Addio a Pino Candiani, una vita nelle Acli al servizio degli altri

IL LUTTO. Giuseppe – per tutti Pino – Candiani, 95 anni, dal 2002 presidente onorario delle Acli bergamasche, è morto mercoledì mattina all’hospice di Vertova dove era ricoverato da alcune settimane. venerdì i funerali a Loreto.

Al momento, con lui c’era il figlio minore, Giovanni, subito accorsa anche la moglie Dolores Lavezzari e gli altri figli Chiara, Luigi e Annalisa.

Fino all’ultimo giorno lucido e attivo, Candiani accoglieva tutti con un sorriso: «Che bello, vengono tutti i miei amici. Grazie, sono in pace» e conversava del presente e del futuro, dei giovani e di quello che andrebbe fatto per far vivere meglio insieme le persone. Curioso e appassionato, non ha mai smesso di aggiornarsi e imparare e fino al giugno scorso è stato volontario di Scuola Amica della parrocchia di Loreto.

Chi era Pino Candiani

Nato a Milano a Porta Ticinese il 27 maggio 1930, aveva alle spalle un’infanzia di guerra («capisco benissimo cosa provano quelli che sono oggi sotto le bombe»), con la casa distrutta, lo sfollamento, la scuola a chilometri, il lavoro a quattordici anni, le scuole serali di disegnatore e poi tecnico. Si laureerà in Sociologia passati i quarant’anni, continuando a lavorare in Sace, dove approda nel 1961, appena sposato.

Formato dai salesiani, nel dopoguerra si iscrive a Milano alle Acli appena fondate e all’associazione dei lavoratori cristiani resta sempre legato, operando in ruoli strategici con una visione concreta e coraggiosa. In azienda è anche sindacalista della Fim Cisl e poi della Flm («Quando l’unità dei metalmeccanici fu rotta, in azienda piangevamo tutti» ricorderà ) capace di analizzare il problema e offrire soluzioni.

Nelle Acli si dedicò soprattutto ai servizi e alla formazione professionale, diventando presidente provinciale del Patronato Acli e, per un decennio dalla metà degli anni ‘80, in anni difficili, vicepresidente delegato di Enaip Lombardia. In tale ruolo supportò tra l’altro la creazione de La Cascina di Almè e di Lavorare insieme, progetto allora molto innovativo per l’occupazione dei disabili.

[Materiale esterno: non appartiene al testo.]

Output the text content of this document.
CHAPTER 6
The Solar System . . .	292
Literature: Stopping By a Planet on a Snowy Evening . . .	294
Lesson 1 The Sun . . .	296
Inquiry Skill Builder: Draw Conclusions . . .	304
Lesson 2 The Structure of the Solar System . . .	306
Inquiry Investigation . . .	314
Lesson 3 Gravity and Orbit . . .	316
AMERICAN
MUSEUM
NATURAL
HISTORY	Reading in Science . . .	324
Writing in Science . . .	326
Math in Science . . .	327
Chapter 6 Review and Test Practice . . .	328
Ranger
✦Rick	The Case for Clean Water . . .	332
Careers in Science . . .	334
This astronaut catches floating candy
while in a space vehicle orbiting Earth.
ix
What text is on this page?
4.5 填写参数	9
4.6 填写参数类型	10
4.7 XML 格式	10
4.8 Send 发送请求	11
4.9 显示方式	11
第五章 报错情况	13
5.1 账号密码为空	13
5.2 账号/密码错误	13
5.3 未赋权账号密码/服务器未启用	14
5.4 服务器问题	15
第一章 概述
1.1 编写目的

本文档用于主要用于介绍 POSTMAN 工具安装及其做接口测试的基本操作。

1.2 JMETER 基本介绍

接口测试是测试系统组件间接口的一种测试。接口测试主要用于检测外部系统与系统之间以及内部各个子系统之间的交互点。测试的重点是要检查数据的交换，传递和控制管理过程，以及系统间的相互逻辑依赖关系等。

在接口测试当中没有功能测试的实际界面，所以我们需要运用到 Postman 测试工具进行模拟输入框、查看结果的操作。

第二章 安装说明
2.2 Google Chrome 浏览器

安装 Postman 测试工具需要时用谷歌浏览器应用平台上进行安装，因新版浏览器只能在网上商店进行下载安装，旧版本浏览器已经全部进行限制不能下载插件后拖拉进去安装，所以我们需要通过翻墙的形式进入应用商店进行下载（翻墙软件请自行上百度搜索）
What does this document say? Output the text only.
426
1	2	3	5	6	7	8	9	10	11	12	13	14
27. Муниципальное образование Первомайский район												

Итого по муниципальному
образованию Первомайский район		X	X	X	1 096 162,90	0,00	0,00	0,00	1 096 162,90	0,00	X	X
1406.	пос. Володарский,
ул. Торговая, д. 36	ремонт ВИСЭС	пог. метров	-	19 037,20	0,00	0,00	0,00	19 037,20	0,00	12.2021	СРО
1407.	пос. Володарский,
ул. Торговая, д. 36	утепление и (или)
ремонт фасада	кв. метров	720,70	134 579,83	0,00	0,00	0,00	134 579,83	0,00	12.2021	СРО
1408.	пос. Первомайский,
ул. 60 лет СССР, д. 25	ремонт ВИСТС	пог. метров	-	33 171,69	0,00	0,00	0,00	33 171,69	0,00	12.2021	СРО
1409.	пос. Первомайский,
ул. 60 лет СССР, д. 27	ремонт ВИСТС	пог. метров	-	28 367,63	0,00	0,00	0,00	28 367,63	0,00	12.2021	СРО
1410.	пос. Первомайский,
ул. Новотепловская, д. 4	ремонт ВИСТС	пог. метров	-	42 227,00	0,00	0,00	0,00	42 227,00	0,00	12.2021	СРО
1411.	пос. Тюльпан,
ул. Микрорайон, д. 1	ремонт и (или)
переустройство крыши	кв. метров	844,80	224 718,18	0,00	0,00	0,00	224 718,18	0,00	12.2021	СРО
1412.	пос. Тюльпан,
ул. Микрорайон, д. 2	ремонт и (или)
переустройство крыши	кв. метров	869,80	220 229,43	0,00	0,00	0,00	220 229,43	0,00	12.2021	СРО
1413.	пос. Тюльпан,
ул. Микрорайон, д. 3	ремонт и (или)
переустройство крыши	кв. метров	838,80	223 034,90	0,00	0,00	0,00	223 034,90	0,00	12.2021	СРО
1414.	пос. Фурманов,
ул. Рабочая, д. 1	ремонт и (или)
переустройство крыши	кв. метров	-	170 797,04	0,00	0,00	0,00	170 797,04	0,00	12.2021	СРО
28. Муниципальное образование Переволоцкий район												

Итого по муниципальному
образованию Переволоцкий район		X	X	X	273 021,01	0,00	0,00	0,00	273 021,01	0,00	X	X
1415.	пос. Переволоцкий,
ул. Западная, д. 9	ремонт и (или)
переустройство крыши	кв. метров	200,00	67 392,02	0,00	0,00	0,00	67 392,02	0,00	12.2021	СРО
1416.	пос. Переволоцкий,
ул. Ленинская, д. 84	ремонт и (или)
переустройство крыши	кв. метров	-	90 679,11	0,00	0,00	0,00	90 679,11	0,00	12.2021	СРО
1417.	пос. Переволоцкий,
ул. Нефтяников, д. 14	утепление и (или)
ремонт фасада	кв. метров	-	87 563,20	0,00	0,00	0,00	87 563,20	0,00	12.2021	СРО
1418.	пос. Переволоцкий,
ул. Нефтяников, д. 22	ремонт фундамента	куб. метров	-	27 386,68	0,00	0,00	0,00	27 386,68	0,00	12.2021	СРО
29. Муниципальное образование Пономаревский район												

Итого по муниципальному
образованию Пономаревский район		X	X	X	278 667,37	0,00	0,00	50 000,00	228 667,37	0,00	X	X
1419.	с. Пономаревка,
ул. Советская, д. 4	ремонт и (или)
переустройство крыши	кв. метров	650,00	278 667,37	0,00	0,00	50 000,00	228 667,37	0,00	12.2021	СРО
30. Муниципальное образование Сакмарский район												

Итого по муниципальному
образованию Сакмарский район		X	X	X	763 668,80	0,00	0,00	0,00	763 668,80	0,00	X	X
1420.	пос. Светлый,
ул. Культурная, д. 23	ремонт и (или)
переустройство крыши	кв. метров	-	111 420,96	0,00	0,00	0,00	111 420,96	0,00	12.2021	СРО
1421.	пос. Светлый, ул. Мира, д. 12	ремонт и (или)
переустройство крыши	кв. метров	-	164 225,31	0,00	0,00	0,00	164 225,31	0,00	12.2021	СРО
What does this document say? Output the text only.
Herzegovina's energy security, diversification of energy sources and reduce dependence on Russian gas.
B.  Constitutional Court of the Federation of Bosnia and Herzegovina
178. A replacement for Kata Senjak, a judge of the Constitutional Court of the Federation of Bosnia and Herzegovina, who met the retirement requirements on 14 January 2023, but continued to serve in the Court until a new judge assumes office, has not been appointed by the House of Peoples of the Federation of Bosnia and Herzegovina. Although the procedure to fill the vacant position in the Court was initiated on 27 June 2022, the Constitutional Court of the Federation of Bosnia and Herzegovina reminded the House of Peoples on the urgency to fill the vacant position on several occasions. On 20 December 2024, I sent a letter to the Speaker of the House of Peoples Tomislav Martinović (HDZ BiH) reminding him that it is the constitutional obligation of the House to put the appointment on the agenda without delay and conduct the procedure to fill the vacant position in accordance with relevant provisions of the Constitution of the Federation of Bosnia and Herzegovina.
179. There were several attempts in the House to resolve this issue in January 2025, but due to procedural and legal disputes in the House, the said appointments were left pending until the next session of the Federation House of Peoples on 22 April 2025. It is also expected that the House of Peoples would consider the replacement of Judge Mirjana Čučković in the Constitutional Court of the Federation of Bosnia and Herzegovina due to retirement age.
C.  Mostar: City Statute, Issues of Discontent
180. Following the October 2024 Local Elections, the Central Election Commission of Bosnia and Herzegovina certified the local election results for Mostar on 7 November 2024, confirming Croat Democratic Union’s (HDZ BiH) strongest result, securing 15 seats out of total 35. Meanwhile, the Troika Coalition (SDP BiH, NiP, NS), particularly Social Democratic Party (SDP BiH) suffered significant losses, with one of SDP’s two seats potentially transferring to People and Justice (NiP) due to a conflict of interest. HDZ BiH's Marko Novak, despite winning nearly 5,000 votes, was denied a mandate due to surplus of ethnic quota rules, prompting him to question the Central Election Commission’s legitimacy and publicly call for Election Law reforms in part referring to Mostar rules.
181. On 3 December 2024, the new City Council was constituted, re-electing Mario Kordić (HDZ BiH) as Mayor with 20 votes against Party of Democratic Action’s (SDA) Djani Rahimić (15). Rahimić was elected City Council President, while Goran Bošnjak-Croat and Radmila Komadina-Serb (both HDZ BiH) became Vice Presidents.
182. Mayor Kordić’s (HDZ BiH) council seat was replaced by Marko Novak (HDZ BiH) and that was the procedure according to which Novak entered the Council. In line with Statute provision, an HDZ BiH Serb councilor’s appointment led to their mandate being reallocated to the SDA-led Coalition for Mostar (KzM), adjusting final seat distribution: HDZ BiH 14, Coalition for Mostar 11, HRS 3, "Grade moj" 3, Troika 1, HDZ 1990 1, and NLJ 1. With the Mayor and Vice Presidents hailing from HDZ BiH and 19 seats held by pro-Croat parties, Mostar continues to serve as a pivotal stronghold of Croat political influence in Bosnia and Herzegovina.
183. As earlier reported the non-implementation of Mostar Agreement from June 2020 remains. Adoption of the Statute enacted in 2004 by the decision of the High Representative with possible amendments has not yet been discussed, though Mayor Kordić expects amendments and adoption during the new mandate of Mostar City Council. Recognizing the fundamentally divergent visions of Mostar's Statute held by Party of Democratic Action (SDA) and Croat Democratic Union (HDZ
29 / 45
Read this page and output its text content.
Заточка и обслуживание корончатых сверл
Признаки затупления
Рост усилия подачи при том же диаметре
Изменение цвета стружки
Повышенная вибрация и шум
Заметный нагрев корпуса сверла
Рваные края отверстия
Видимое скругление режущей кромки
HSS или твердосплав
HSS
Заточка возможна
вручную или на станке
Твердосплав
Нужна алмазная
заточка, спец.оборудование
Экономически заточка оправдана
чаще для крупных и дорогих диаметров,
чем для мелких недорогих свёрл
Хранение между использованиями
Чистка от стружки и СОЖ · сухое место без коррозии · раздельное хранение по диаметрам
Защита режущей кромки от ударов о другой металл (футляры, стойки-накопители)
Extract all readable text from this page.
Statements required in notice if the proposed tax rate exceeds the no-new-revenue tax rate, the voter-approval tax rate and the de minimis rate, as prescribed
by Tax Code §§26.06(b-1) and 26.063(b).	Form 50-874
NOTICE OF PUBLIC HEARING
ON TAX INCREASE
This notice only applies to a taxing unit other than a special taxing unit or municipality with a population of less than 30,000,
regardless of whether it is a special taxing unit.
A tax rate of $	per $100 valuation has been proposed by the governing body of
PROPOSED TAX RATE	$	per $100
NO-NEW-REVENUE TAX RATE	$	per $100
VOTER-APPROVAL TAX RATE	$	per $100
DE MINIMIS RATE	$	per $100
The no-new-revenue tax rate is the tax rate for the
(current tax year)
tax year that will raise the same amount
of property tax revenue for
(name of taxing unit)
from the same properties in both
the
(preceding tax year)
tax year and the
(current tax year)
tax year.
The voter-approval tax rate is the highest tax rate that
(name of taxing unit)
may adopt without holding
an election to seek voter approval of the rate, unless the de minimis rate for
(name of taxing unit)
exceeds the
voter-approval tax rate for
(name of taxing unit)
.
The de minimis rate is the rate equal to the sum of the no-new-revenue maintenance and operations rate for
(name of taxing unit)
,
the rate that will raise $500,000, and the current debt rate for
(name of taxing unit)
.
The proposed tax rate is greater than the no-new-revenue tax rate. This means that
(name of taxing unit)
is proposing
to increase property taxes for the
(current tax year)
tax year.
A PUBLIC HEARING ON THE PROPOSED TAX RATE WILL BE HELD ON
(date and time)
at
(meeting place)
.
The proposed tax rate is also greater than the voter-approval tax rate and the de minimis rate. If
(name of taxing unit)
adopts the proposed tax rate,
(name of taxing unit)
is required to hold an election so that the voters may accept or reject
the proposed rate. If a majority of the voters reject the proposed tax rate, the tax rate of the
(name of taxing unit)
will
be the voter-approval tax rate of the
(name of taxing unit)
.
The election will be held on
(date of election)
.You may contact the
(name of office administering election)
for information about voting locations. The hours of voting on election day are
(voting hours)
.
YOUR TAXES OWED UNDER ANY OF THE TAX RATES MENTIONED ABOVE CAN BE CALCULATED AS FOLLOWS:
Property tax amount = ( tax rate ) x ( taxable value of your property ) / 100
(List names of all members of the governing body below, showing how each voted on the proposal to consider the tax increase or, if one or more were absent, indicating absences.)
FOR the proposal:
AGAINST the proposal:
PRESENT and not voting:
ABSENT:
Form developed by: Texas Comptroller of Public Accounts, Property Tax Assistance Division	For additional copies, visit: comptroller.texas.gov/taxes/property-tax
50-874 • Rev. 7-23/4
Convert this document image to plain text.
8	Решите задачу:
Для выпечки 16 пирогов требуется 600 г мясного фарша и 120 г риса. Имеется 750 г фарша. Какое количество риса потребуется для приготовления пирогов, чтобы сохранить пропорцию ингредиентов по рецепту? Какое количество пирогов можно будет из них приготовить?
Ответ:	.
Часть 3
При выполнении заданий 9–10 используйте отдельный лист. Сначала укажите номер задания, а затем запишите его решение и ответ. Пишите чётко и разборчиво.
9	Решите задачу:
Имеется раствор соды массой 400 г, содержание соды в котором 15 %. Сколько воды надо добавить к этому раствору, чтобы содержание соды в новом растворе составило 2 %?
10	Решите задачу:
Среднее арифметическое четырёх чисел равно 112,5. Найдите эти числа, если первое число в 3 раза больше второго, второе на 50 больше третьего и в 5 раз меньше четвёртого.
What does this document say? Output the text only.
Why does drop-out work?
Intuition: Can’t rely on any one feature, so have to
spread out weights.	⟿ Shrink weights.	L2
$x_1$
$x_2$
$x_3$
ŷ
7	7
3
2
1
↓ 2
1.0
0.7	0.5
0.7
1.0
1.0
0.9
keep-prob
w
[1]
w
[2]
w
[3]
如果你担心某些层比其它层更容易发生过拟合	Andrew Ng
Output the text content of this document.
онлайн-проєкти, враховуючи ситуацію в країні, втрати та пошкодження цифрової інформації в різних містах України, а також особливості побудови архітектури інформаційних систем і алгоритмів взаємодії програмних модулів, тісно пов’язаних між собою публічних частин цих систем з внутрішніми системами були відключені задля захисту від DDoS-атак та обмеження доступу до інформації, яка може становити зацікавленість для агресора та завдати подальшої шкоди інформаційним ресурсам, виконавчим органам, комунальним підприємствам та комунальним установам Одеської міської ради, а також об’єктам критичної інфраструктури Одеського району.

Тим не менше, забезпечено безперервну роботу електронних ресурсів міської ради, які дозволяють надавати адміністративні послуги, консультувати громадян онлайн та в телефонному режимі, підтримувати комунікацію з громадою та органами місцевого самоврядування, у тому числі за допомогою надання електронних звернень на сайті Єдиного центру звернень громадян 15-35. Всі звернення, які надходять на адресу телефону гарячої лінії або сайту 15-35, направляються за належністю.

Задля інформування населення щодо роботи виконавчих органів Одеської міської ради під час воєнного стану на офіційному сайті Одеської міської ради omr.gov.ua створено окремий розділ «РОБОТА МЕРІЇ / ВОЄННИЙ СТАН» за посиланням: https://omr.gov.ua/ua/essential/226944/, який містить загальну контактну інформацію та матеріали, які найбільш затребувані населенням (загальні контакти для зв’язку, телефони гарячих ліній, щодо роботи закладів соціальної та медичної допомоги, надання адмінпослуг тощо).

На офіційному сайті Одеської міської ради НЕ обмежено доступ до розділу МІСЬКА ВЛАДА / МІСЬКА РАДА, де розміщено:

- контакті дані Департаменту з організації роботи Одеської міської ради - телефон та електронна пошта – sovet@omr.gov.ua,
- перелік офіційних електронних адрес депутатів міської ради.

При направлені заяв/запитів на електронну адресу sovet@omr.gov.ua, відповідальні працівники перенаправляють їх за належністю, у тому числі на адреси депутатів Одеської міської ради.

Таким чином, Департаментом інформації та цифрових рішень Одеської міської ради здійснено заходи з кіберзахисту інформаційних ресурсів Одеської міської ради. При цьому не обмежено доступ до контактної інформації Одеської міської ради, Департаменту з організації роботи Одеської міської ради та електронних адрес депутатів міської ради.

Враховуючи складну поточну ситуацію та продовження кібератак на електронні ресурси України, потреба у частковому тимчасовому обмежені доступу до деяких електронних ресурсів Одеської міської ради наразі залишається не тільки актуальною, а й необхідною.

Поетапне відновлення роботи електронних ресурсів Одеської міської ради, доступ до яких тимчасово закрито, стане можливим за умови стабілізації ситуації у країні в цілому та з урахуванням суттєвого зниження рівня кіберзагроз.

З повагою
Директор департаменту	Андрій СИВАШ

Di fede profonda e mai sbandierata, era mite, competente, tenacissimo, con la determinazione tranquilla di chi conosce il valore dei progetti nei quali crede. Centrale per lui il senso della famiglia e della comunità. L’articolo dettato agli amici negli ultimi giorni è il suo lascito: «La comunità è costruzione di buone relazioni, è accorgersi e riconoscere il valore dei problemi degli altri, è fatta di gesti concreti e di presenze».

I familiari ricordano che alla tavola delle feste diceva con soddisfazione «le cose migliori Gesù le ha fatte a tavola» intendendo il valore della dimensione umana che poi muove le cose. Le ultime parole per i figli e i cinque amatissimi nipoti sono state: «Ho avuto una vita piena, ricordate che è questo che conta».

La salma è composta alla Fondazione Gusmini di Vertova. Dalle 10 di venerdì sarà nella parrocchiale di Loreto, dove alle 14.30 sarà celebrato il funerale.